Resort tax rate remains stable

Resort tax rate remains stable

(May 8, 2015) Barring some sort of major upset, Ocean City’s 2016 fiscal year budget will pass its final reading in two weeks without any major changes from what was introduced.

The council voted six-to-one this week to approve the budget on first reading. The move was considerably different from the past several years, when at least a few budget issues have been hotly contested.

Even the single nay-voter, Councilman Matt James, said he “thought that David [City Manager David Recor] and the rest of the staff did a great job of keeping the budget status-quo.”

However, James said after the meeting, he is still hesitant to go forward with a budget that puts off, but does not address, some pervasive issues with the city’s spending.

“Every voter I’ve spoken with has made a point to ask why taxes would need to be increased,” James said. “There are a lot of people who look at the budget and find there are places where we can cut.”

City taxes will not be going up by a great margin – only about three-quarters of a cent, from 47.04 cents per $100 of property value currently, to 47.8 in the coming budget year.

This rate maintains a constant yield, meaning the city will pull in the same amount of money in property taxes from year to year. The slight rate hike next year will compensate for a drop in the overall assessed value of city real estate, with the total value of the entire town standing around $8.39 billion.

However, each year, the city seems to have less and less available of what could be called discretionary spending. During this year’s budget sessions, the council had around $1.5 million in surplus revenues to allocate to ongoing capital projects and improvements.

But this is a relatively slim margin compared to the overall $78.3 million that makes up the city’s general fund budget. These monies, moreover, go

toward covering ongoing operating costs, and don’t cut into the $31 million list of non-status quo items that Recor has identified as being needed over the next three years.

The idea that taxes would need to be raised, even if only by a bit, in order to tread water does not sit well with some, including James.

“There’s a tendency among some of the people [on the council] to say ‘we have to keep taxes at this amount or we’re going to cut services,’” James said. “We’re going to have to start charging for trash pickup – that’s the first thing they think of.
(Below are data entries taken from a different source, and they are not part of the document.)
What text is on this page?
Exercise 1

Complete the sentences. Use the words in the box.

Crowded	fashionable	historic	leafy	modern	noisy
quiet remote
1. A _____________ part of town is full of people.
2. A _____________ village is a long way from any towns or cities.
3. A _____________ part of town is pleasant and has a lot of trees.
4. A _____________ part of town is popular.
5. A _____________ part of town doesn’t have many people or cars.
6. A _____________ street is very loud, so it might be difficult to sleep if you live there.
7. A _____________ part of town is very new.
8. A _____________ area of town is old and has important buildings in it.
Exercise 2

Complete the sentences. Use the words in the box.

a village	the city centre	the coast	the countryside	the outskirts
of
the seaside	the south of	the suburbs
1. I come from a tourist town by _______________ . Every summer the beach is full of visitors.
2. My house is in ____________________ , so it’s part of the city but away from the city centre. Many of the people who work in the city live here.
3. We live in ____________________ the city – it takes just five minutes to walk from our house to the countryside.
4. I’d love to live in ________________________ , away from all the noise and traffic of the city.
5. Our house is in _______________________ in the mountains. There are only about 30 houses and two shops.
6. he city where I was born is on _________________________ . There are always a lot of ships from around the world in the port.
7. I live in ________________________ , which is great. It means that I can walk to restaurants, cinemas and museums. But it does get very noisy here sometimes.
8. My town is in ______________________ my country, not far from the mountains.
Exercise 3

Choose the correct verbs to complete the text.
But that’s kind of a misdirection, because, of course, everyone wants their trash picked up.”

Rather, James said, moving forward will require work on the city’s payroll. Most of the city’s financial gains for the 2016 budget have gone toward increased personnel expenses, because of the two percent cost-of-living adjustment (COLA) slated to be granted to employees in the coming fiscal year.

“I’m not against raises, but we definitely have a great expense in payroll and benefits,” James said. “It’s hard to put abstractly … but I would rather see fewer, more qualified people. If you have someone who’s able to do more, they should earn more.”

Like many government entities, the Town of Ocean City has historically given out raises as either across-the-board COLAs, or as step-scale increases granted based on tenure. Unless a job is re-classified to a higher pay grade, merit raises are uncommon.

“Say I’m hiring two houseman positions,” said James, whose family runs the Carousel Hotel Group. “If one employee cleans more rooms than the other, I’m going to give the more effective person a raise and cut back the hours of the less effective person. If you have someone who’s more productive, it’s worth paying them more.”

“The reason for using COLAs, typically, is to retain employees who might go elsewhere,” James said. “But I don’t think Ocean City has a retention problem with its employees.”

Notably, the city’s comprehensive salary and benefits study, commissioned last year from Management Advisory Group International

Inc., has not yet been made public despite the impending salary scale adjustment.